3. Extracting Data Using Power Automate Desktop (OCR-Based)
Step 1: Create a Desktop Flow in Power Automate Desktop
- Open Power Automate Desktop.
- Click New Flow → Name it Extract PDF Data.
Step 2: Open the PDF File
- Add Launch Application action → Select a PDF viewer (Adobe, Edge).
- Use Send Keys (
Ctrl + A
,Ctrl + C
) to copy all text.
Step 3: Extract Specific Data
- Use Text Manipulation actions to extract required values.
- Save extracted data in a file or database.
Example Use Case:
- Extract names, addresses, or reference numbers from scanned PDF reports.
4. Extracting Data Using Third-Party PDF Connectors
Popular Connectors:
Adobe PDF Services – Extracts text, tables, and images.
Encodian – Converts PDFs to Excel, extracts structured data.
Cloudmersive OCR – Extracts text from scanned PDFs.
Step 1: Use Adobe PDF Services
- Go to Power Automate → Create a Cloud Flow.
- Select trigger: When a file is created in OneDrive.
- Add Adobe PDF Action: Extract PDF Text.
- Store extracted text in Excel, Dataverse, or SharePoint.
Example Use Case:
- Convert PDF tables into structured Excel data.

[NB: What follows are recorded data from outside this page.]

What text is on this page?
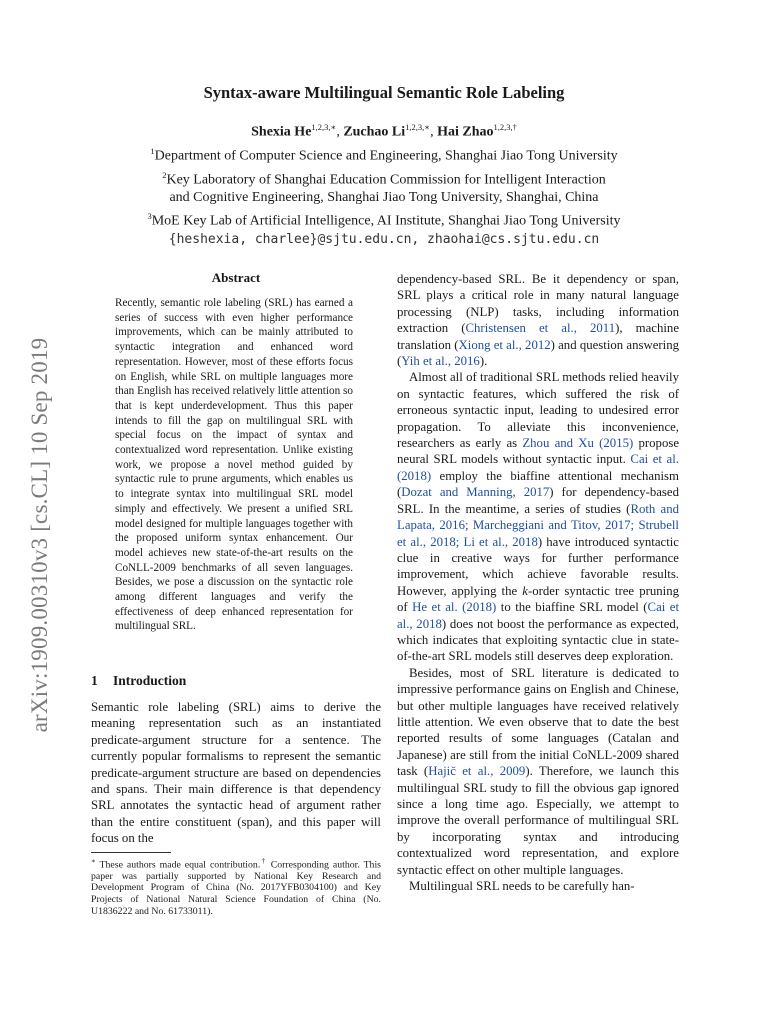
arXiv:1909.00310v3 [cs.CL] 10 Sep 2019
Syntax-aware Multilingual Semantic Role Labeling
Shexia $He^{1,2,3,∗}$, Zuchao $Li^{1,2,3,∗}$, Hai Zhao$^{1,2,3,\dagger}$
$^1$Department of Computer Science and Engineering, Shanghai Jiao Tong University
$^2$Key Laboratory of Shanghai Education Commission for Intelligent Interaction
and Cognitive Engineering, Shanghai Jiao Tong University, Shanghai, China
$^3$MoE Key Lab of Artificial Intelligence, AI Institute, Shanghai Jiao Tong University
{heshexia, charlee}@sjtu.edu.cn, zhaohai@cs.sjtu.edu.cn
Abstract
Recently, semantic role labeling (SRL) has earned a series of success with even higher performance improvements, which can be mainly attributed to syntactic integration and enhanced word representation. However, most of these efforts focus on English, while SRL on multiple languages more than English has received relatively little attention so that is kept underdevelopment. Thus this paper intends to fill the gap on multilingual SRL with special focus on the impact of syntax and contextualized word representation. Unlike existing work, we propose a novel method guided by syntactic rule to prune arguments, which enables us to integrate syntax into multilingual SRL model simply and effectively. We present a unified SRL model designed for multiple languages together with the proposed uniform syntax enhancement. Our model achieves new state-of-the-art results on the CoNLL-2009 benchmarks of all seven languages. Besides, we pose a discussion on the syntactic role among different languages and verify the effectiveness of deep enhanced representation for multilingual SRL.
1 Introduction
Semantic role labeling (SRL) aims to derive the meaning representation such as an instantiated predicate-argument structure for a sentence. The currently popular formalisms to represent the semantic predicate-argument structure are based on dependencies and spans. Their main difference is that dependency SRL annotates the syntactic head of argument rather than the entire constituent (span), and this paper will focus on the
∗ These authors made equal contribution.† Corresponding author. This paper was partially supported by National Key Research and Development Program of China (No. 2017YFB0304100) and Key Projects of National Natural Science Foundation of China (No. U1836222 and No. 61733011).

dependency-based SRL. Be it dependency or span, SRL plays a critical role in many natural language processing (NLP) tasks, including information extraction (Christensen et al., 2011), machine translation (Xiong et al., 2012) and question answering (Yih et al., 2016).

Almost all of traditional SRL methods relied heavily on syntactic features, which suffered the risk of erroneous syntactic input, leading to undesired error propagation. To alleviate this inconvenience, researchers as early as Zhou and Xu (2015) propose neural SRL models without syntactic input. Cai et al. (2018) employ the biaffine attentional mechanism (Dozat and Manning, 2017) for dependency-based SRL. In the meantime, a series of studies (Roth and Lapata, 2016; Marcheggiani and Titov, 2017; Strubell et al., 2018; Li et al., 2018) have introduced syntactic clue in creative ways for further performance improvement, which achieve favorable results. However, applying the k-order syntactic tree pruning of He et al. (2018) to the biaffine SRL model (Cai et al., 2018) does not boost the performance as expected, which indicates that exploiting syntactic clue in state-of-the-art SRL models still deserves deep exploration.

Besides, most of SRL literature is dedicated to impressive performance gains on English and Chinese, but other multiple languages have received relatively little attention. We even observe that to date the best reported results of some languages (Catalan and Japanese) are still from the initial CoNLL-2009 shared task (Hajič et al., 2009). Therefore, we launch this multilingual SRL study to fill the obvious gap ignored since a long time ago. Especially, we attempt to improve the overall performance of multilingual SRL by incorporating syntax and introducing contextualized word representation, and explore syntactic effect on other multiple languages.

Multilingual SRL needs to be carefully han-
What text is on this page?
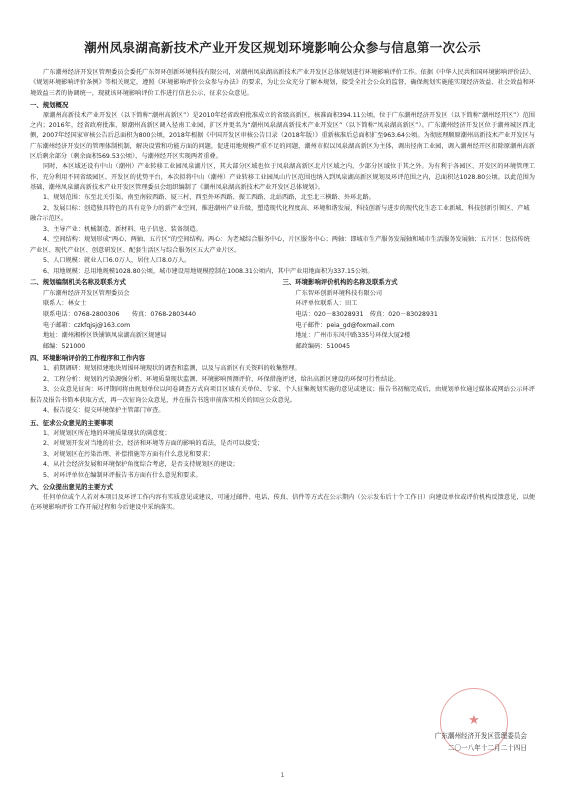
潮州凤泉湖高新技术产业开发区规划环境影响公众参与信息第一次公示

广东潮州经济开发区管理委员会委托广东智环创新环境科技有限公司，对潮州凤泉湖高新技术产业开发区总体规划进行环境影响评价工作。依据《中华人民共和国环境影响评价法》、《规划环境影响评价条例》等相关规定，遵照《环境影响评价公众参与办法》的要求，为让公众充分了解本规划，接受全社会公众的监督，确保规划实施能实现经济效益、社会效益和环境效益三者的协调统一，现就该环境影响评价工作进行信息公示，征求公众意见。

一、规划概况

原潮州高新技术产业开发区（以下简称“潮州高新区”）是2010年经省政府批准成立的省级高新区，核准面积394.11公顷，位于广东潮州经济开发区（以下简称“潮州经开区”）范围之内；2016年，经省政府批准，原潮州高新区调入径南工业园，扩区并更名为“潮州凤泉湖高新技术产业开发区”（以下简称“凤泉湖高新区”）。广东潮州经济开发区位于潮州城区西北侧，2007年经国家审核公告后总面积为800公顷，2018年根据《中国开发区审核公告目录（2018年版）》重新核准后总面积扩至963.64公顷。为彻底理顺原潮州高新技术产业开发区与广东潮州经济开发区的管理体制机制，解决设置和功能方面的问题，促进用地规模严重不足的问题，潮州市拟以凤泉湖高新区为主体，调出径南工业园，调入潮州经开区扣除原潮州高新区后剩余部分（剩余面积569.53公顷），与潮州经开区实现两者重叠。

同时，本区域还设有中山（潮州）产业转移工业园凤泉湖片区，其大部分区域也位于凤泉湖高新区北片区域之内，少部分区域位于其之外。为有利于各园区、开发区的环境管理工作，充分利用不同省级园区、开发区的优势平台，本次拟将中山（潮州）产业转移工业园凤山片区范围也纳入到凤泉湖高新区规划及环评范围之内，总面积达1028.80公顷。以此范围为基础，潮州凤泉湖高新技术产业开发区管理委员会组织编制了《潮州凤泉湖高新技术产业开发区总体规划》。

1、规划范围：东至北关引渠，南至南较西路、厦三村、西至外环西路、振工西路、北站西路，北至北三横路、外环北路。
2、发展目标：创造独具特色的具有竞争力的新产业空间，推进潮州产业升级，塑造现代化程度高、环境和谐发展，科技创新与进步的现代化生态工业新城、科技创新引领区、产城融合示范区。
3、主导产业：机械制造、新材料、电子信息、装备制造。
4、空间结构：规划形成“两心、两轴、五片区”的空间结构。两心：为老城综合服务中心，片区服务中心；两轴：即城市生产服务发展轴和城市生活服务发展轴；五片区：包括传统产业区、现代产业区、创意研发区、配套生活区与综合服务区五大产业片区。
5、人口规模：就业人口6.0万人，居住人口8.0万人。
6、用地规模：总用地规模1028.80公顷，城市建设用地规模控制在1008.31公顷内，其中产业用地面积为337.15公顷。
二、规划编制机关名称及联系方式
广东潮州经济开发区管理委员会
联系人：林女士
联系电话：0768-2800306　　传真：0768-2803440
电子邮箱：czkfqjsj@163.com
地址：潮州湘桥区铁铺镇凤泉湖高新区规建局
邮编：521000
三、环境影响评价机构的名称及联系方式
广东智环创新环境科技有限公司
环评单位联系人：田工
电话：020－83028931　传真：020－83028931
电子邮件：peia_gd@foxmail.com
地址：广州市东风中路335号环保大厦2楼
邮政编码：510045
四、环境影响评价的工作程序和工作内容
1、前期调研：规划拟建地块周围环境现状的调查和监测，以及与高新区有关资料的收集整理。
2、工程分析：规划的污染源强分析、环境质量现状监测、环境影响预测评价、环保措施评述，给出高新区建设的环保可行性结论。

3、公众意见征询：环评期间将由规划单位以问卷调查方式向项目区域有关单位、专家、个人征集规划实施的意见或建议；报告书初稿完成后，由规划单位通过媒体或网站公示环评报告及报告书简本获取方式，再一次征询公众意见，并在报告书选审前落实相关的回应公众意见。

4、报告提交：提交环境保护主管部门审查。
五、征求公众意见的主要事项
1、对规划区所在地的环境质量现状的满意度；
2、对规划开发对当地的社会、经济和环境等方面的影响的看法，是否可以接受；
3、对规划区在污染治理、补偿措施等方面有什么意见和要求；
4、从社会经济发展和环境保护角度综合考虑，是否支持规划区的建设；
5、对环评单位在编制环评报告书方面有什么意见和要求。
六、公众提出意见的主要方式

任何单位或个人若对本项目及环评工作内容有实质意见或建议，可通过邮件、电话、传真、信件等方式在公示期内（公示发布后十个工作日）向建设单位或评价机构反馈意见，以便在环境影响评价工作开展过程和今后建设中采纳落实。

★
广东潮州经济开发区管理委员会
二〇一八年十二月二十四日
1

5. Best Practices for PDF Data Extraction
✔ Use AI Builder for structured PDFs (invoices, forms).
✔ Use OCR for scanned or image-based PDFs (reports, contracts).
✔ Optimize file storage (OneDrive, SharePoint) before extraction.
✔ Validate extracted data using Power Automate conditions.
✔ Test different methods to find the most reliable approach.
6. Troubleshooting Common Issues
❌ Extracted data is incorrect
Improve AI Builder training with more sample PDFs.
❌ Power Automate Desktop OCR fails
Increase image resolution or use third-party OCR tools.
❌ PDF structure is inconsistent
Use manual text parsing (Power Automate Desktop).
❌ Third-party connectors not working
Check API limits and authentication settings.